If the scheduler is acting incorrectly or crashing,
and you like mucking around in C++ source code,
you can run it under a debugger like gdb
.
The scheduler is a CGI program;
it reads a request from stdin and writes a reply to stdout.
So you can debug it as follows:
- Copy the "scheduler_request_X.xml" file from a client to the machine running the scheduler. (X = your project URL)

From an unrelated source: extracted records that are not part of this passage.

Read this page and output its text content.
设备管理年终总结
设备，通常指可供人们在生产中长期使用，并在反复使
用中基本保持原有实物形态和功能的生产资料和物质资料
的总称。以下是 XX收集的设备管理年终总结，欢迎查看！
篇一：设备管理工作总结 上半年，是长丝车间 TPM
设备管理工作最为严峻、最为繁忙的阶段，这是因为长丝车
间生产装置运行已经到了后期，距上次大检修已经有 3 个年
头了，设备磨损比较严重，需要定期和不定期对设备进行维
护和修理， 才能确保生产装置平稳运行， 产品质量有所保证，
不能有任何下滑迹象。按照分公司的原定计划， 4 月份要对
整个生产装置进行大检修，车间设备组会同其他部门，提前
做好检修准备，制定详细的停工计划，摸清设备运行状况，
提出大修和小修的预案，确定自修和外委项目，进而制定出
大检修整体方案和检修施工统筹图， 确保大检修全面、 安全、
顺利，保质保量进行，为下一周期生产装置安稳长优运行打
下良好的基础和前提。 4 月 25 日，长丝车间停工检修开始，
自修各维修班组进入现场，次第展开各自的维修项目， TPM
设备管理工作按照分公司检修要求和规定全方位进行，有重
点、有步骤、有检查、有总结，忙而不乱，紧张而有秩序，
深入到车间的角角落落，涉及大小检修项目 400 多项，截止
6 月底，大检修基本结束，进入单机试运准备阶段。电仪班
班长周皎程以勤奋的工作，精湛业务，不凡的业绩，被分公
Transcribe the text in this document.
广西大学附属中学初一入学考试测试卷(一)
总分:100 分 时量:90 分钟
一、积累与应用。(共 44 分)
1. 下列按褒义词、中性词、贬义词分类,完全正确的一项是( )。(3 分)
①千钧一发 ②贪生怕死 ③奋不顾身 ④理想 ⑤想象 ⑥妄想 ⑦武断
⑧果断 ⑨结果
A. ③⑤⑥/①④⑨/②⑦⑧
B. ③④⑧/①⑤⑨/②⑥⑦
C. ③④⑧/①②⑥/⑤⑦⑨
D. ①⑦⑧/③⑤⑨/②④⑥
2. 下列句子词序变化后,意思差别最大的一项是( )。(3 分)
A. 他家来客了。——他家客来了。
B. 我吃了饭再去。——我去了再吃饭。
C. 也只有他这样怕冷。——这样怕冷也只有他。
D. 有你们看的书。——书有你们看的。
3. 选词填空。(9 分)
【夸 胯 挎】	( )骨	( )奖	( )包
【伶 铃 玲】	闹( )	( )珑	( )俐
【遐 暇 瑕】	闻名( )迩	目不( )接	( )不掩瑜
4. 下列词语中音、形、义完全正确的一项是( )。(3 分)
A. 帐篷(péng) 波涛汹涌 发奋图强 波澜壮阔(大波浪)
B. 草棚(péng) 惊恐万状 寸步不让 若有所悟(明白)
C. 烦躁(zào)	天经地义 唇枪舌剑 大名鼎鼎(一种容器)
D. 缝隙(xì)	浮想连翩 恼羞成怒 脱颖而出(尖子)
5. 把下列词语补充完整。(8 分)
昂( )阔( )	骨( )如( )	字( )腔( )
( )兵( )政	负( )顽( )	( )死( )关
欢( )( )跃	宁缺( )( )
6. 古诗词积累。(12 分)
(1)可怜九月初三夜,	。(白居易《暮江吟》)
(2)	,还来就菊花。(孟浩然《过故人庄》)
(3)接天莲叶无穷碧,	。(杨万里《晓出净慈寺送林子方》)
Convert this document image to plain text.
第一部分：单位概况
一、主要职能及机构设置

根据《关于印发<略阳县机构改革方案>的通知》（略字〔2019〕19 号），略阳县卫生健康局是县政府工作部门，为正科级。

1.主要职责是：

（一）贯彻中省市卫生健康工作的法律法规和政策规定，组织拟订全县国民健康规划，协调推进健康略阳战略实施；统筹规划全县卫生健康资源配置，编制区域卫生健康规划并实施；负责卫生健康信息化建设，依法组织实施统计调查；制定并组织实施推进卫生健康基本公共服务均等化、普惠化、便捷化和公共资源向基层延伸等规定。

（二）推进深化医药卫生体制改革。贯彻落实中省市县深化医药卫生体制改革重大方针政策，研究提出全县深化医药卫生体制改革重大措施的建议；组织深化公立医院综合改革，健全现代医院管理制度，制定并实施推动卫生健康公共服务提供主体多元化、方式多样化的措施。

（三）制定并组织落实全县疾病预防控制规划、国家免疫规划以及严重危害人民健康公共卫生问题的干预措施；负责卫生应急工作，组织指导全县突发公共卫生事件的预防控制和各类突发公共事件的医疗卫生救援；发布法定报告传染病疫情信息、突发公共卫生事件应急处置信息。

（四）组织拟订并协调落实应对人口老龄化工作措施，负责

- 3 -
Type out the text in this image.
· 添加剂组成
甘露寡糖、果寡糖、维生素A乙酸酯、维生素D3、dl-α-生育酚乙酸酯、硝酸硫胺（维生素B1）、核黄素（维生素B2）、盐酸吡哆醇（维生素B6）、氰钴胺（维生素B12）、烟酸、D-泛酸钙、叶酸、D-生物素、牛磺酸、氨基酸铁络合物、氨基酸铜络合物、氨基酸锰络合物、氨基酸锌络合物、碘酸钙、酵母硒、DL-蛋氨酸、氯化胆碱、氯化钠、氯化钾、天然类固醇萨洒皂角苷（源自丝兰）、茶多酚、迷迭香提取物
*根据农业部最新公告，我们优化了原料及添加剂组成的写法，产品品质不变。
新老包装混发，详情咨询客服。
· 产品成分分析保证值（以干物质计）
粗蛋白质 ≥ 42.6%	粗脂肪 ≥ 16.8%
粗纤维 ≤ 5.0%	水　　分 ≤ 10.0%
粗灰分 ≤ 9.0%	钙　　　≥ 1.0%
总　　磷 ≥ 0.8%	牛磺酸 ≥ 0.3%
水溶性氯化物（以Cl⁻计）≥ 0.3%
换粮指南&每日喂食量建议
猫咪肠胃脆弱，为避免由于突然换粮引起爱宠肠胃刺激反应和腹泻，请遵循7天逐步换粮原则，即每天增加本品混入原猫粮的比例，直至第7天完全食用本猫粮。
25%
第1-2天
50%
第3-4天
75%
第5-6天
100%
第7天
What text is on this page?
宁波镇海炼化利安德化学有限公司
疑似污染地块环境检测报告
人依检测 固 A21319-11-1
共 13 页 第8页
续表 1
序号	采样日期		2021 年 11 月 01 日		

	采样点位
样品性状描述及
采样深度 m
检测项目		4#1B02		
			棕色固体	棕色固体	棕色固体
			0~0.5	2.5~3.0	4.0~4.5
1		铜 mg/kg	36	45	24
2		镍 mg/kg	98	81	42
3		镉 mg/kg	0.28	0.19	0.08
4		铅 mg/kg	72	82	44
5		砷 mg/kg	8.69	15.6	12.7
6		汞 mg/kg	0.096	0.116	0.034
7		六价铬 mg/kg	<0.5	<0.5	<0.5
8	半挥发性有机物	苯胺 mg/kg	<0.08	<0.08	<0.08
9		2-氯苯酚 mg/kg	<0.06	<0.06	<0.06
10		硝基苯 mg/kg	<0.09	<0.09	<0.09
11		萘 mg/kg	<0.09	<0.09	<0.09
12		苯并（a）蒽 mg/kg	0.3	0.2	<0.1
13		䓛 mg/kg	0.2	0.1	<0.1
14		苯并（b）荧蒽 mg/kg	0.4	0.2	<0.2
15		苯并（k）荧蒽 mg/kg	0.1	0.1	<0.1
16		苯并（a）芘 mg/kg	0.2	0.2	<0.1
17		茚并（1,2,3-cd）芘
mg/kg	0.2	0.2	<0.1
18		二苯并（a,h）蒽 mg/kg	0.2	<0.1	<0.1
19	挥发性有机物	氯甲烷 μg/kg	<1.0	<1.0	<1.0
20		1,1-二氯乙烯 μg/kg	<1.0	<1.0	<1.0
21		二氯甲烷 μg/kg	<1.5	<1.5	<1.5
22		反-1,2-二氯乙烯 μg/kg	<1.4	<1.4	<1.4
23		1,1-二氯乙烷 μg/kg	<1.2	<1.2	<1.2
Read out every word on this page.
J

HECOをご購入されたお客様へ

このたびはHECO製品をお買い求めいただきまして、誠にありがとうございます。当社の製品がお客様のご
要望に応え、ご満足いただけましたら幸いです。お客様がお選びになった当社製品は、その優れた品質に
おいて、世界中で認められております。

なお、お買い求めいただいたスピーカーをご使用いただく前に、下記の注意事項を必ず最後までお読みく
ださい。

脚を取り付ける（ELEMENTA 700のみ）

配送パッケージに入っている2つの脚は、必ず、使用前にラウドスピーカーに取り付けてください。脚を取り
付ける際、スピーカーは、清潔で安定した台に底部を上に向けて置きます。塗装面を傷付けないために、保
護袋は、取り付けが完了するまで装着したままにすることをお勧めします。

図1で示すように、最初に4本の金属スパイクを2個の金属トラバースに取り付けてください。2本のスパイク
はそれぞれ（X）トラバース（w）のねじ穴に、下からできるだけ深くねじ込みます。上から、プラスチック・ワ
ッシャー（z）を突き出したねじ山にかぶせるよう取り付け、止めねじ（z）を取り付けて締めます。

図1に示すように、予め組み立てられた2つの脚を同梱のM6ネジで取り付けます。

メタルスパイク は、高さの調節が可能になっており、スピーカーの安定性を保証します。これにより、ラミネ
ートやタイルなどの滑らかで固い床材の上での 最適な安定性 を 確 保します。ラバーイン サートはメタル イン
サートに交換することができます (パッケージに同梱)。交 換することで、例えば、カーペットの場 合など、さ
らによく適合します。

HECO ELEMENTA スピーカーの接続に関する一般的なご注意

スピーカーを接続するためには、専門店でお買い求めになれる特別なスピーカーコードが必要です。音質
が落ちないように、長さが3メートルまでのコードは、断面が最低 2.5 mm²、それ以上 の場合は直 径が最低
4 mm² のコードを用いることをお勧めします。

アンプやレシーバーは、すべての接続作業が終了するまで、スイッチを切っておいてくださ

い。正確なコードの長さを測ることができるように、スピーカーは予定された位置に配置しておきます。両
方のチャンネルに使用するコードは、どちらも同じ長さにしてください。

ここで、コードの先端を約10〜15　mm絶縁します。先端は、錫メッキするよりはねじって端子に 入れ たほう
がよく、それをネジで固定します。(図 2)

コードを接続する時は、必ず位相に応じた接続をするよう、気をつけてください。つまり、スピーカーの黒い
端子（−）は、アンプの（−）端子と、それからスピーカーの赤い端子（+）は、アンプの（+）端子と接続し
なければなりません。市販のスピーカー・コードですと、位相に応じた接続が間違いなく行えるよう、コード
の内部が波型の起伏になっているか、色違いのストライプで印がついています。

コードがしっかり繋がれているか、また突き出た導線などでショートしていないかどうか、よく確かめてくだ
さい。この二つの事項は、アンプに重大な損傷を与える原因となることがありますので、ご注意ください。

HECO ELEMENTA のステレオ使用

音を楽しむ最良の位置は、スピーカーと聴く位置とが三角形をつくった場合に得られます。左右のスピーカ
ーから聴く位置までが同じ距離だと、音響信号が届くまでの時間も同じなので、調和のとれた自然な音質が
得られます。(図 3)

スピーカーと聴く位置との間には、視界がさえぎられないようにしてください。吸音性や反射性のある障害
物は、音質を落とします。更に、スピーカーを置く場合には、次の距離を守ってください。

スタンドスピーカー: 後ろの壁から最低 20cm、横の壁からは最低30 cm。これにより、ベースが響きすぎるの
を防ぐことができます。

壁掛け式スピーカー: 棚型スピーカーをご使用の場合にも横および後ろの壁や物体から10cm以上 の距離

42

- Run the scheduler under the debugger, giving it this file as stdin, i.e.:
gdb cgi
(set a breakpoint if desired)
r < scheduler_request_X.xml
- You may have to doctor the database as follows to keep the scheduler from rejecting the request:
update host set rpc_seqno=0, rpc_time=0 where hostid=N
As an alternative to this, edit sched/handle_request.cpp
,
and put a call to debug_sched("debug_sched");
just before sreply.write(fout, sreq);
.
Then, after recompiling, touch a file called 'debug_sched' in the project root directory.
This will cause transcripts of all subsequent scheduler requests and replies
to be written to the cgi-bin/
directory with separate small files for each request.
The file names are sched_request_H_R
and sched_reply_H_R
where H=hostid and R=rpc sequence number.
This can be turned off by deleting the 'debug_sched' file.
To get core files for scheduler crashes, uncomment the following line in sched/sched_main.cpp, and recompile:
#define DUMP_CORE_ON_SEGV 1